Tenascin-C Facilitates Microglial Polarization via TLR4/MyD88/NF-κB Pathway Following Subarachnoid Hemorrhage.

PURPOSE: This study primarily aims to elucidate the underlying mechanism of Tenascin-C in neuroinflammation and microglia polarization in a mouse model of subarachnoid hemorrhage (SAH). METHODS: The subarachnoid hemorrhage model was constructed by injecting blood into the anterior chiasmatic cistern and stimulating primary microglia with hemoglobin in vitro. Then, Imatinib mesylate was used to inhibit Tenascin-C. Through neurological function scoring, brain edema, primary cell extraction, immunofluorescence staining, CCK8, Tunel staining, Elisa, Western blot and other methods, the potential mechanism of Tenascin-C induced microglia cell polarization was explored.
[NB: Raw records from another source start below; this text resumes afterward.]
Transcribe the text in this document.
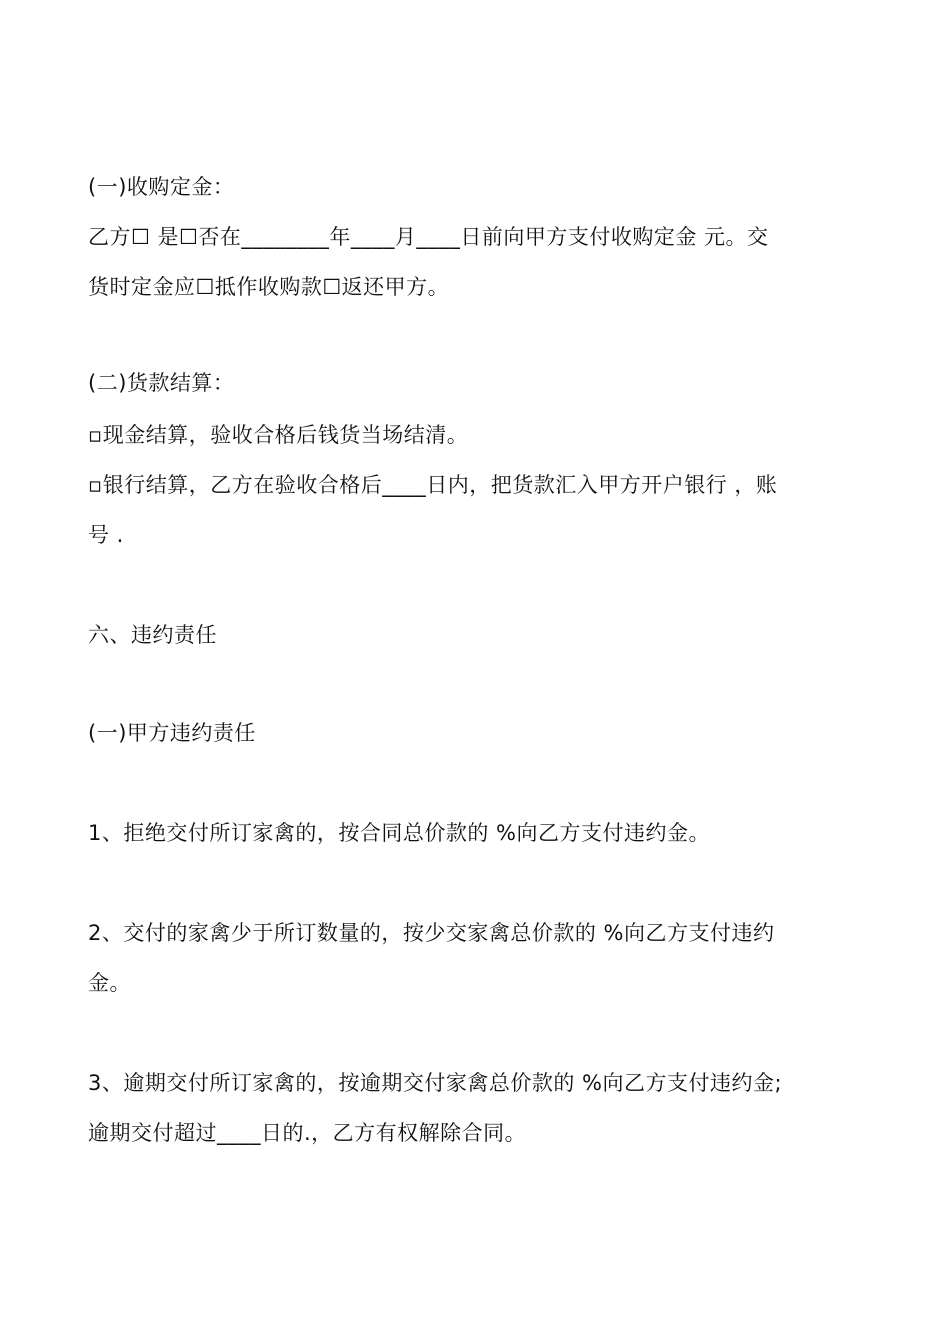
(一)收购定金：
乙方☐ 是☐否在________年____月____日前向甲方支付收购定金 元。交
货时定金应☐抵作收购款☐返还甲方。
(二)货款结算：
▫现金结算，验收合格后钱货当场结清。
▫银行结算，乙方在验收合格后____日内，把货款汇入甲方开户银行 ，账
号 .
六、违约责任
(一)甲方违约责任
1、拒绝交付所订家禽的，按合同总价款的 %向乙方支付违约金。
2、交付的家禽少于所订数量的，按少交家禽总价款的 %向乙方支付违约
金。
3、逾期交付所订家禽的，按逾期交付家禽总价款的 %向乙方支付违约金;
逾期交付超过____日的.，乙方有权解除合同。
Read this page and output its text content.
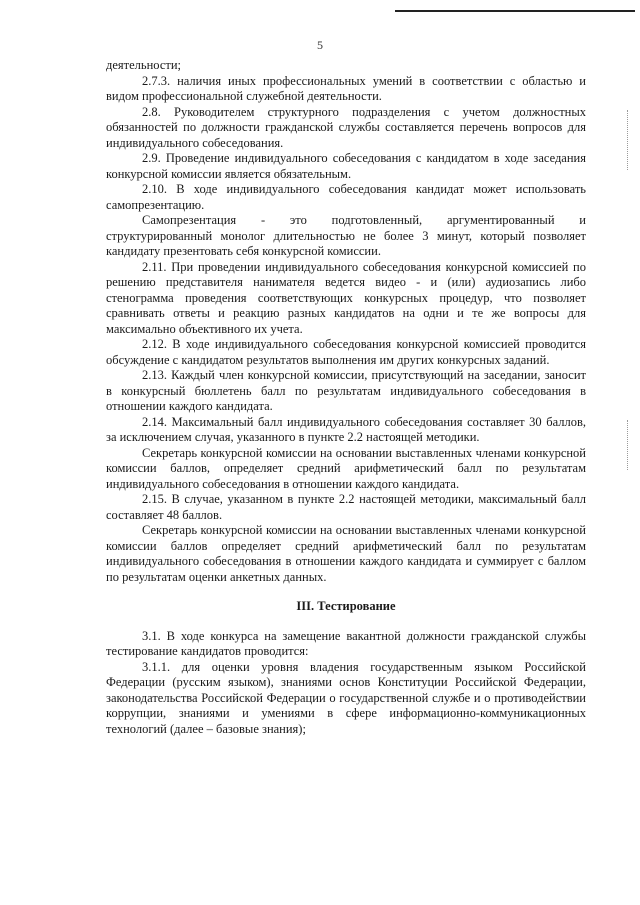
5

деятельности;

2.7.3. наличия иных профессиональных умений в соответствии с областью и видом профессиональной служебной деятельности.

2.8. Руководителем структурного подразделения с учетом должностных обязанностей по должности гражданской службы составляется перечень вопросов для индивидуального собеседования.

2.9. Проведение индивидуального собеседования с кандидатом в ходе заседания конкурсной комиссии является обязательным.

2.10. В ходе индивидуального собеседования кандидат может использовать самопрезентацию.

Самопрезентация - это подготовленный, аргументированный и структурированный монолог длительностью не более 3 минут, который позволяет кандидату презентовать себя конкурсной комиссии.

2.11. При проведении индивидуального собеседования конкурсной комиссией по решению представителя нанимателя ведется видео - и (или) аудиозапись либо стенограмма проведения соответствующих конкурсных процедур, что позволяет сравнивать ответы и реакцию разных кандидатов на одни и те же вопросы для максимально объективного их учета.

2.12. В ходе индивидуального собеседования конкурсной комиссией проводится обсуждение с кандидатом результатов выполнения им других конкурсных заданий.

2.13. Каждый член конкурсной комиссии, присутствующий на заседании, заносит в конкурсный бюллетень балл по результатам индивидуального собеседования в отношении каждого кандидата.

2.14. Максимальный балл индивидуального собеседования составляет 30 баллов, за исключением случая, указанного в пункте 2.2 настоящей методики.

Секретарь конкурсной комиссии на основании выставленных членами конкурсной комиссии баллов, определяет средний арифметический балл по результатам индивидуального собеседования в отношении каждого кандидата.

2.15. В случае, указанном в пункте 2.2 настоящей методики, максимальный балл составляет 48 баллов.

Секретарь конкурсной комиссии на основании выставленных членами конкурсной комиссии баллов определяет средний арифметический балл по результатам индивидуального собеседования в отношении каждого кандидата и суммирует с баллом по результатам оценки анкетных данных.

III. Тестирование

3.1. В ходе конкурса на замещение вакантной должности гражданской службы тестирование кандидатов проводится:

3.1.1. для оценки уровня владения государственным языком Российской Федерации (русским языком), знаниями основ Конституции Российской Федерации, законодательства Российской Федерации о государственной службе и о противодействии коррупции, знаниями и умениями в сфере информационно-коммуникационных технологий (далее – базовые знания);
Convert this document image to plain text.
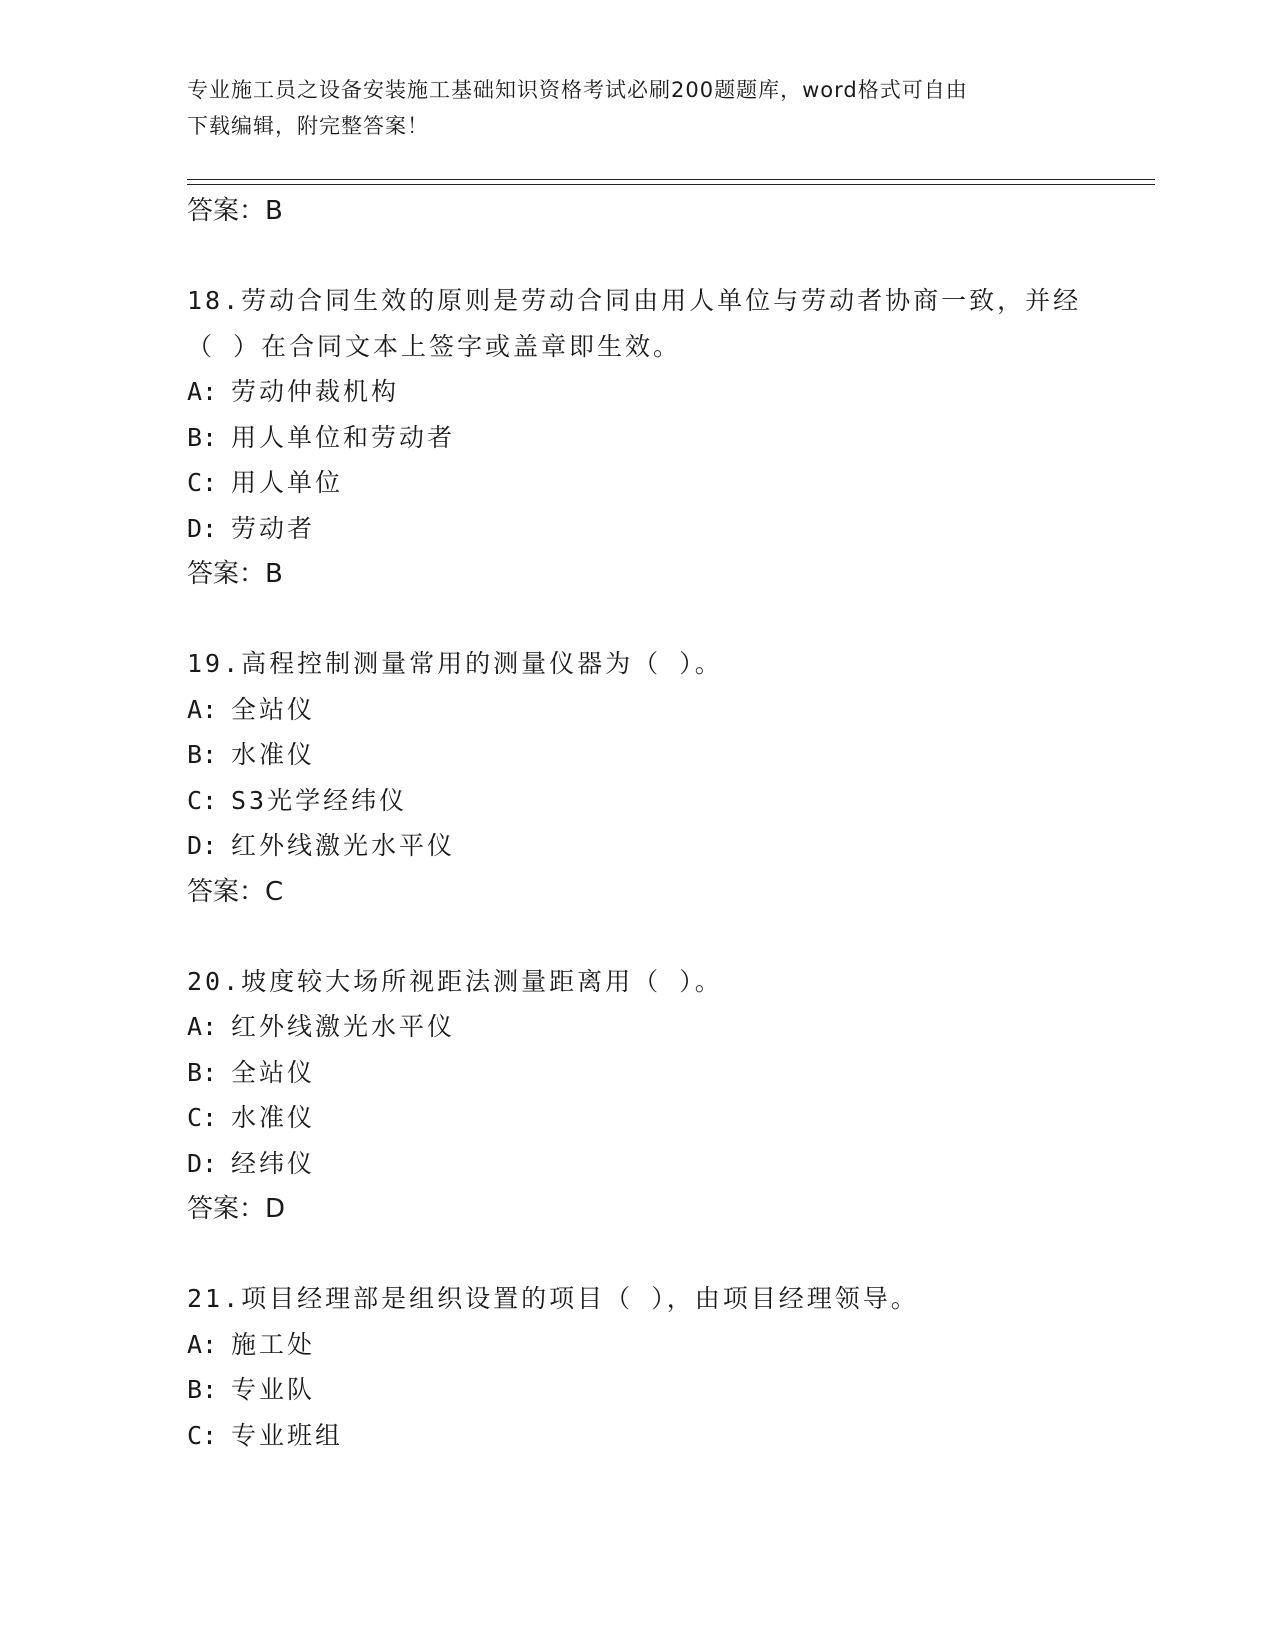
专业施工员之设备安装施工基础知识资格考试必刷200题题库，word格式可自由
下载编辑，附完整答案！
答案：B
18.劳动合同生效的原则是劳动合同由用人单位与劳动者协商一致，并经（ ）在合同文本上签字或盖章即生效。
A: 劳动仲裁机构
B: 用人单位和劳动者
C: 用人单位
D: 劳动者
答案：B
19.高程控制测量常用的测量仪器为（ ）。
A: 全站仪
B: 水准仪
C: S3光学经纬仪
D: 红外线激光水平仪
答案：C
20.坡度较大场所视距法测量距离用（ ）。
A: 红外线激光水平仪
B: 全站仪
C: 水准仪
D: 经纬仪
答案：D
21.项目经理部是组织设置的项目（ ），由项目经理领导。
A: 施工处
B: 专业队
C: 专业班组
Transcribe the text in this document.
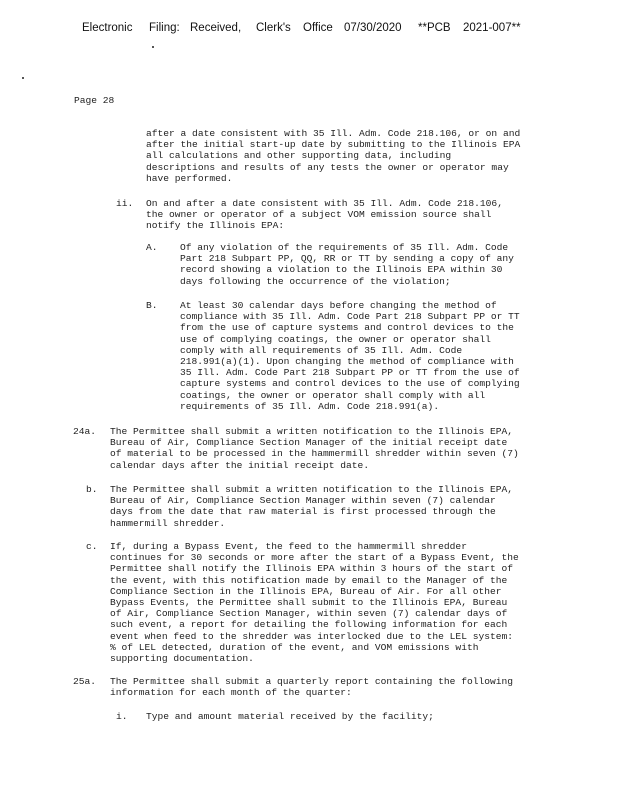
Electronic Filing: Received, Clerk's Office 07/30/2020 **PCB 2021-007**
Page 28
after a date consistent with 35 Ill. Adm. Code 218.106, or on and
after the initial start-up date by submitting to the Illinois EPA
all calculations and other supporting data, including
descriptions and results of any tests the owner or operator may
have performed.
ii. On and after a date consistent with 35 Ill. Adm. Code 218.106,
the owner or operator of a subject VOM emission source shall
notify the Illinois EPA:
A. Of any violation of the requirements of 35 Ill. Adm. Code
Part 218 Subpart PP, QQ, RR or TT by sending a copy of any
record showing a violation to the Illinois EPA within 30
days following the occurrence of the violation;
B. At least 30 calendar days before changing the method of
compliance with 35 Ill. Adm. Code Part 218 Subpart PP or TT
from the use of capture systems and control devices to the
use of complying coatings, the owner or operator shall
comply with all requirements of 35 Ill. Adm. Code
218.991(a)(1). Upon changing the method of compliance with
35 Ill. Adm. Code Part 218 Subpart PP or TT from the use of
capture systems and control devices to the use of complying
coatings, the owner or operator shall comply with all
requirements of 35 Ill. Adm. Code 218.991(a).
24a. The Permittee shall submit a written notification to the Illinois EPA,
Bureau of Air, Compliance Section Manager of the initial receipt date
of material to be processed in the hammermill shredder within seven (7)
calendar days after the initial receipt date.
b. The Permittee shall submit a written notification to the Illinois EPA,
Bureau of Air, Compliance Section Manager within seven (7) calendar
days from the date that raw material is first processed through the
hammermill shredder.
c. If, during a Bypass Event, the feed to the hammermill shredder
continues for 30 seconds or more after the start of a Bypass Event, the
Permittee shall notify the Illinois EPA within 3 hours of the start of
the event, with this notification made by email to the Manager of the
Compliance Section in the Illinois EPA, Bureau of Air. For all other
Bypass Events, the Permittee shall submit to the Illinois EPA, Bureau
of Air, Compliance Section Manager, within seven (7) calendar days of
such event, a report for detailing the following information for each
event when feed to the shredder was interlocked due to the LEL system:
% of LEL detected, duration of the event, and VOM emissions with
supporting documentation.
25a. The Permittee shall submit a quarterly report containing the following
information for each month of the quarter:
i. Type and amount material received by the facility;
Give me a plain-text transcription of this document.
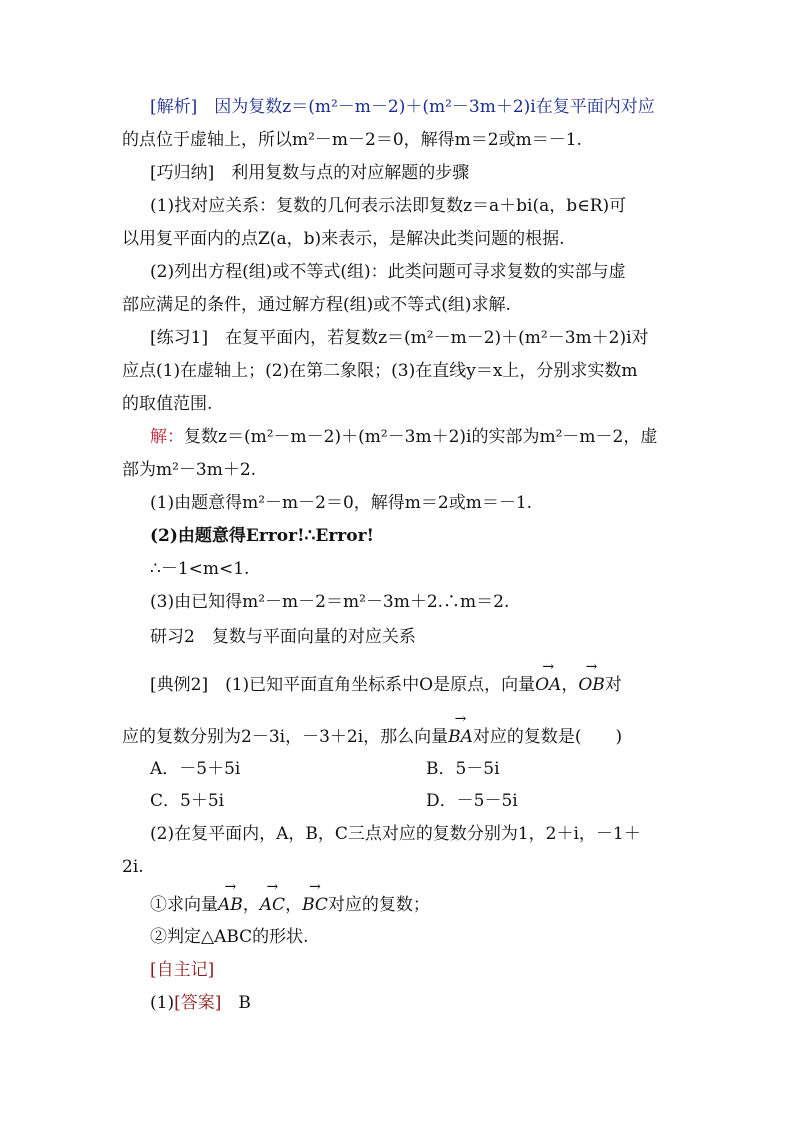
[解析]　因为复数z＝(m²－m－2)＋(m²－3m＋2)i在复平面内对应
的点位于虚轴上，所以m²－m－2＝0，解得m＝2或m＝－1.
[巧归纳]　利用复数与点的对应解题的步骤
(1)找对应关系：复数的几何表示法即复数z＝a＋bi(a，b∈R)可
以用复平面内的点Z(a，b)来表示，是解决此类问题的根据.
(2)列出方程(组)或不等式(组)：此类问题可寻求复数的实部与虚
部应满足的条件，通过解方程(组)或不等式(组)求解.
[练习1]　在复平面内，若复数z＝(m²－m－2)＋(m²－3m＋2)i对
应点(1)在虚轴上；(2)在第二象限；(3)在直线y＝x上，分别求实数m
的取值范围.
解：复数z＝(m²－m－2)＋(m²－3m＋2)i的实部为m²－m－2，虚
部为m²－3m＋2.
(1)由题意得m²－m－2＝0，解得m＝2或m＝－1.
(2)由题意得Error!∴Error!
∴－1<m<1.
(3)由已知得m²－m－2＝m²－3m＋2.∴m＝2.
研习2　复数与平面向量的对应关系
[典例2]　(1)已知平面直角坐标系中O是原点，向量→ OA，→ OB对
应的复数分别为2－3i，－3＋2i，那么向量→ BA对应的复数是(　　)
A．－5＋5i	B．5－5i
C．5＋5i	D．－5－5i
(2)在复平面内，A，B，C三点对应的复数分别为1，2＋i，－1＋
2i.
①求向量→ AB，→ AC，→ BC对应的复数；
②判定△ABC的形状.
[自主记]
(1)[答案]　B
RESULTS: The results of this study observed that the expression of Tenascin-C was up-regulated after subarachnoid hemorrhage. Inhibiting the increase of Tenascin-C by imatinib could significantly ameliorate neuroinflammation, neuronal apoptosis, blood brain barrier disruption and brain edema. When the level of Tenascin-C decreased, the numbers of TLR4 positive, MyD88 positive and NF-κB positive microglial cells decreased accordingly. Moreover, after subarachnoid hemorrhage, the number of microglial cells positive for M1-type markers increased significantly. After imatinib inhibited Tenascin-C, the number of M1-type microglial cells decreased and the number of M2-type microglial cells increased significantly. CONCLUSION: In summary, the elevated level of Tenascin-C after subarachnoid hemorrhage induces the activation of microglia, releasing a large number of inflammatory factors and aggravating early brain injury.